Validation of WSI for primary diagnosis ensures clinical precision and accuracy in unique, individual settings and provides a way for laboratories to demonstrate equivalence (or noninferiority) with the use of glass slides in diagnosis. In 2013, after extensive data review, validation guidelines applicable to WSI systems for diagnostic purposes were published by CAP.[15] The CAP guidelines offer 12 recommendations gathered from the review of 23 published studies. The recommendations chart a pathway for laboratories to perform a comprehensive end-to-end assessment of diagnosis using digital means while providing flexibility in the specific mechanisms of implementation.

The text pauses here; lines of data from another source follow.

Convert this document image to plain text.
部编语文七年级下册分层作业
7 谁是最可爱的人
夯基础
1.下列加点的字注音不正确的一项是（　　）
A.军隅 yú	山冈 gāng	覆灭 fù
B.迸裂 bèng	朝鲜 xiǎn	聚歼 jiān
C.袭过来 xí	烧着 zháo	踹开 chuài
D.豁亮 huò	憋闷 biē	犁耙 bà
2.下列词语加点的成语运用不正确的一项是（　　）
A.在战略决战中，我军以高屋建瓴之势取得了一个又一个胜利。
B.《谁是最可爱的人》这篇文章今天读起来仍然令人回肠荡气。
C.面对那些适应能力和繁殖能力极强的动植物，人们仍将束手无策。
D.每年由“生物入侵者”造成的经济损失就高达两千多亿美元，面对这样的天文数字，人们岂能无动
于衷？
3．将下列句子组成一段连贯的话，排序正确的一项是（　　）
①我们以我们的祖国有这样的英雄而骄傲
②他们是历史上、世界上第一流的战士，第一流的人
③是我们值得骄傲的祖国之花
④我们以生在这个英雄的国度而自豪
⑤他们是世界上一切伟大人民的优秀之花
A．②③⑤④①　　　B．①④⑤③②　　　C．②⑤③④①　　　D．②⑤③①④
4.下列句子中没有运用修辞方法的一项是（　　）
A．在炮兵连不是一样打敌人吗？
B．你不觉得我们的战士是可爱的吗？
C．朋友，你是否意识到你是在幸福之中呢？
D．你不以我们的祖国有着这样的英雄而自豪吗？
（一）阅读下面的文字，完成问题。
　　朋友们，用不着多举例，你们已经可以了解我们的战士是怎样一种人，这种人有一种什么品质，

Implementation of digital pathology is a multistep and continuous process[16] involving histotechnologists, imaging technologists, and information technology expertise, of which a validation study would be only the first step. The Department of Pathology at the University of Iowa Hospitals and Clinics is a midsized academic anatomic pathology program (36 faculty, 20 residents, 7 fellows) that had previously committed to a process of stepwise integration of digital capabilities into quantitative image analysis, tumor boards and teaching conference presentations, social media dissemination, case archiving, outside slide retention, and allied applications. The department acquired a P1000 whole-slide scanner in mid-2018 that was in use for teaching and research. No case or image management software was provided with the instrument or in use. As part of this effort, pathologists acquired experience in the basic functions of the WSI slide viewer program. We sought to perform validation of digital pathology for primary diagnosis in this context. We had 2 goals: (1) to perform rapid, robust validation of the scanner and associated digital infrastructure (computer hardware, software, file handling protocols) and (2) to move through the development life cycle[17] of digital diagnosis so that recommendations, problems, and barriers could be identified and iteratively addressed. We evolved and implemented specific methods that sought to fulfill recommendations in the CAP guidelines in an evidence-based manner. We present data that show successful validation utilizing well over 150 cases and involving 5 pathologists.